Posted 17 September 2006 - 10:58 AM

I'd a feeling you were going to take the bait and create a function for quasi-logical sorting. :)

This will be a great resource. Thanks for writing it.

#4 Laszlo

Laszlo
  • Fellows
  • 4713 posts

Posted 17 September 2006 - 04:19 PM

Here is a high speed variant. It can sort a list of 100,000 short entries in about a second by a 2GHz laptop. On a directory listing it is practically instantaneous. First the list is sorted by the built in Sort command, which puts all the entries with the same PreText (text preceding the digits) next to each other. Then the script scans this list, comparing the PreText values of neighbor entries. If they are the same, the entries get collected in the list y. When a different PreText value is found, the list y of the previous entries with the same PreText get sorted, also with AHK's sort command, and it is appended to the output z. This is a numeric sort, it ignores the identical PreText's by specifying the appropriate starting column.
#NoEnv

SetBatchLines -1



a = y0,x2,x10,x100,x1,x3, ; terminate with delimiter!

MsgBox % Sort(a,",")



Sort(x, delim="") {       ; LOGIC SORT, x IS terminated with delimiter!

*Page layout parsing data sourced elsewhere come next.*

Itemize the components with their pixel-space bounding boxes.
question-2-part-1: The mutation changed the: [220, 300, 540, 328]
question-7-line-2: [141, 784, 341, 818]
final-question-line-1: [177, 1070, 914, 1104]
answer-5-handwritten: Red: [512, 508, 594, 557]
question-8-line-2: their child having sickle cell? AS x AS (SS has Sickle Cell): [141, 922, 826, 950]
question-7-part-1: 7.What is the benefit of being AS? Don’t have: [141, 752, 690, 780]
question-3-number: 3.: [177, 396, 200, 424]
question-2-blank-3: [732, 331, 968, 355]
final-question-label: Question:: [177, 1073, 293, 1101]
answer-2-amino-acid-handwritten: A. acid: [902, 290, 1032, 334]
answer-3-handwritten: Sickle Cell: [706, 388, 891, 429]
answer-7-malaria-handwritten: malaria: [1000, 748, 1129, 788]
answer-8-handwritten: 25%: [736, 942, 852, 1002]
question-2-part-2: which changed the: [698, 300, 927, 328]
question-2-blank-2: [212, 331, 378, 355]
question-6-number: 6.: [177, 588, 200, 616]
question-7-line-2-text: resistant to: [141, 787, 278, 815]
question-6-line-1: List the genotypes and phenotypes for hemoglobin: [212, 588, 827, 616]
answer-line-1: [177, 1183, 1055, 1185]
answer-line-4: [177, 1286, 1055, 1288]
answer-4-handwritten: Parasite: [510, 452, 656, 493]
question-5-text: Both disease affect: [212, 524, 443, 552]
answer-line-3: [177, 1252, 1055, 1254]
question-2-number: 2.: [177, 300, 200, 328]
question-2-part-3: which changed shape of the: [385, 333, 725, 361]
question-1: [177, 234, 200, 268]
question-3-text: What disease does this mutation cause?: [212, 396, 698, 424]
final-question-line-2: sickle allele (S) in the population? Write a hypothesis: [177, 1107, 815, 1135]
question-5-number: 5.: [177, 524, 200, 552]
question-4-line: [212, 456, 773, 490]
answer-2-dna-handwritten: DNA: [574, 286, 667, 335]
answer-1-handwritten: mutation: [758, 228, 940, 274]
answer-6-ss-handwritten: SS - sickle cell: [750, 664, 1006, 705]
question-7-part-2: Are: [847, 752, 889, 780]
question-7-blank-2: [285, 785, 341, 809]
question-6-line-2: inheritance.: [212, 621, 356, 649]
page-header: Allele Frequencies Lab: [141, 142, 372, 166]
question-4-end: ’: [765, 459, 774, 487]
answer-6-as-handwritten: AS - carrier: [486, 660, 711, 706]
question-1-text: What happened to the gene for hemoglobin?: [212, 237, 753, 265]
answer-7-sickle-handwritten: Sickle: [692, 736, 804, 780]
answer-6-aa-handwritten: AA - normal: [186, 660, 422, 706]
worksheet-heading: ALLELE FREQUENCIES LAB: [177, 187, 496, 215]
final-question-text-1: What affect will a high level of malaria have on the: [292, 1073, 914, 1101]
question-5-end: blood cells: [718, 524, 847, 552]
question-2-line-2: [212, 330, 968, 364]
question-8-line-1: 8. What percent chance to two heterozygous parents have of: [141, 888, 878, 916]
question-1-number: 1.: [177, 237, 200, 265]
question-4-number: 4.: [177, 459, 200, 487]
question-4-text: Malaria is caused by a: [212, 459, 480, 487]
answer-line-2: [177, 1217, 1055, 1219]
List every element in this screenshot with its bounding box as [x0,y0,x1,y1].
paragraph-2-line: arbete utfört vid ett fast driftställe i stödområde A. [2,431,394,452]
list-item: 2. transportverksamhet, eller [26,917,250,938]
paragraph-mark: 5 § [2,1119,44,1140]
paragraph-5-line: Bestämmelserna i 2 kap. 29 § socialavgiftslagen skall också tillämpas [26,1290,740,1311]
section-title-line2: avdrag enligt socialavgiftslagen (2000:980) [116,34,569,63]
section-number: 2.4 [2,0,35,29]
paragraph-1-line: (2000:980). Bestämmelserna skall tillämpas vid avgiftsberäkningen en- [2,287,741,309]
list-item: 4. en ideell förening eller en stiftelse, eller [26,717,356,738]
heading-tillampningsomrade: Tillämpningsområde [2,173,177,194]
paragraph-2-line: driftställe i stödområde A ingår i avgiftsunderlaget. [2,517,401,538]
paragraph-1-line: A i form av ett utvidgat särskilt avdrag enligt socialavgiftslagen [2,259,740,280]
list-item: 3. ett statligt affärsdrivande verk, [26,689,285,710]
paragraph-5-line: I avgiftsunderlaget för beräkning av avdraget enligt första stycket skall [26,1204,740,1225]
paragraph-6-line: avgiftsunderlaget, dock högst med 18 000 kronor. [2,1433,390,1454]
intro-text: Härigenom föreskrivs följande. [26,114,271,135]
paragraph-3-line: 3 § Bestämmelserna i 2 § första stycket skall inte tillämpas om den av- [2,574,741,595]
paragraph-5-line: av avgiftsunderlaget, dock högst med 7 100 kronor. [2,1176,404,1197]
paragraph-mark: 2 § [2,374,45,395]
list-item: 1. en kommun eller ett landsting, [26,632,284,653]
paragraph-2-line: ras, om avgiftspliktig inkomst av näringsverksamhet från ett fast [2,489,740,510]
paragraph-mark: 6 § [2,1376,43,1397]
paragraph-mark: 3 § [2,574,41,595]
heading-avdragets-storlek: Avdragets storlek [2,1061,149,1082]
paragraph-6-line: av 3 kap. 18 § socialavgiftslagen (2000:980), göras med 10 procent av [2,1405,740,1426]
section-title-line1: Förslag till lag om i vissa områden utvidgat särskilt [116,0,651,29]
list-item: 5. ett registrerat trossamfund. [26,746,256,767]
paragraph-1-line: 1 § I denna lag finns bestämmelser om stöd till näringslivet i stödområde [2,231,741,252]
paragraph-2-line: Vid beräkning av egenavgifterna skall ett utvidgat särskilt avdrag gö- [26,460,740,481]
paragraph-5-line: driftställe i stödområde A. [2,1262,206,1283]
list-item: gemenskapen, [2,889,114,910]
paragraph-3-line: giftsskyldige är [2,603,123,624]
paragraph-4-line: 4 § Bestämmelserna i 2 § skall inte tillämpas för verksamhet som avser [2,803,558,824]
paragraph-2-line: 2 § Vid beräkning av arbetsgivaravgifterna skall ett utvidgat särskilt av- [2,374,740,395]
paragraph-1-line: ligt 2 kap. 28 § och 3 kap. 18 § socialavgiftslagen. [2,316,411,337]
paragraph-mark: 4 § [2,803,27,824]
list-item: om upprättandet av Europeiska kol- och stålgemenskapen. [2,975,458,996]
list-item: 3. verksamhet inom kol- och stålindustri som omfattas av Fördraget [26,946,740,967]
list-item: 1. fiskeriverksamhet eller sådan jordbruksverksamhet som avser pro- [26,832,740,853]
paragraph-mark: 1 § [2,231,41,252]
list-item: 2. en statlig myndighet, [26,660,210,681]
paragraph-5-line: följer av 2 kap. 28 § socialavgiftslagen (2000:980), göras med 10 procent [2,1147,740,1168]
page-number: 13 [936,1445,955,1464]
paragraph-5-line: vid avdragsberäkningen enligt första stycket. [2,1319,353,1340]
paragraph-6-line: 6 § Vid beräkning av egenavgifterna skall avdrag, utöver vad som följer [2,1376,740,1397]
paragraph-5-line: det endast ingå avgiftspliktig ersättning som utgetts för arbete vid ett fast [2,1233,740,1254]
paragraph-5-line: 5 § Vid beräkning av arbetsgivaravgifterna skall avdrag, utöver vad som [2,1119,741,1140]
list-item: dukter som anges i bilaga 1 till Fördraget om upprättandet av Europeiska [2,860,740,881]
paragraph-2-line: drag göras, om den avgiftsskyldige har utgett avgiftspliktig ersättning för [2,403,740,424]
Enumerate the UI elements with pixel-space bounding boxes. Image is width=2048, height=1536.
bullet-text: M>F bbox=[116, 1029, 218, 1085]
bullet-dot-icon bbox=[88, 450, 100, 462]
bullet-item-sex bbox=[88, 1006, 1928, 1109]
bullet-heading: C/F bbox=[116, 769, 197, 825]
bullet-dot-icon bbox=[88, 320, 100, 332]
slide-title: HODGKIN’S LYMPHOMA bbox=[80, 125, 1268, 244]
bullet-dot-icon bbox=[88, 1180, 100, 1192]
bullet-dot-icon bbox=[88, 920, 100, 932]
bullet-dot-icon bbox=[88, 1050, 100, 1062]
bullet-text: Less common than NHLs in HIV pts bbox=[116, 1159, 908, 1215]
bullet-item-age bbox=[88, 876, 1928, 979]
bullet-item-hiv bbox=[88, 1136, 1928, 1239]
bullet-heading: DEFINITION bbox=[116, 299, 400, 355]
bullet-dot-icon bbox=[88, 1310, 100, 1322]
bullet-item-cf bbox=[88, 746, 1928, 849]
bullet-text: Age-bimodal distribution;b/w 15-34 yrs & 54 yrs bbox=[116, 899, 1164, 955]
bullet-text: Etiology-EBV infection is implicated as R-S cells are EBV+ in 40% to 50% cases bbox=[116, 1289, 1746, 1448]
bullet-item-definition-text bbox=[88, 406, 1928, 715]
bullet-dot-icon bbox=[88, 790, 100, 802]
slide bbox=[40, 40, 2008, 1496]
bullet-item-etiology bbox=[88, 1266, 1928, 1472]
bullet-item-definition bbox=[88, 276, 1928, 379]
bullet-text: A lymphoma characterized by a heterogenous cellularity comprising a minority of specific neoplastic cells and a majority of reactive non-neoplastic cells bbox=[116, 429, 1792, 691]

   IfEqual delim,, SetEnv delim, `n

   Sort x, D%delim%

   Loop Parse, x, %delim%

   {

      If (p = PreText(A_LoopField))

         y = %y%%delim%%A_LoopField%

      Else {

         Sort y, % "N D" delim " P" StrLen(p)+1

         z = %z%%y%%delim%

         p := PreText(A_LoopField)

         y = %A_LoopField%

      }

   }

   StringTrimLeft z, z, 1

   Return z

}



PreText(x) {

   Loop Parse, x, 0123456789

      Return A_LoopField

}


#5 Chris

Chris
  • Administrators
  • 10727 posts

Posted 19 September 2006 - 12:34 AM

:shock: Wow!

#6 PhiLho

PhiLho
  • Fellows
  • 6850 posts

Posted 19 September 2006 - 09:14 AM

I haven't tried to fully understand it yet, but it seems very smart.
I like the PreText function, another clever use of Loop where you loop only once, using its side effect... (the other use is to transform short file name to long one (or reverse)).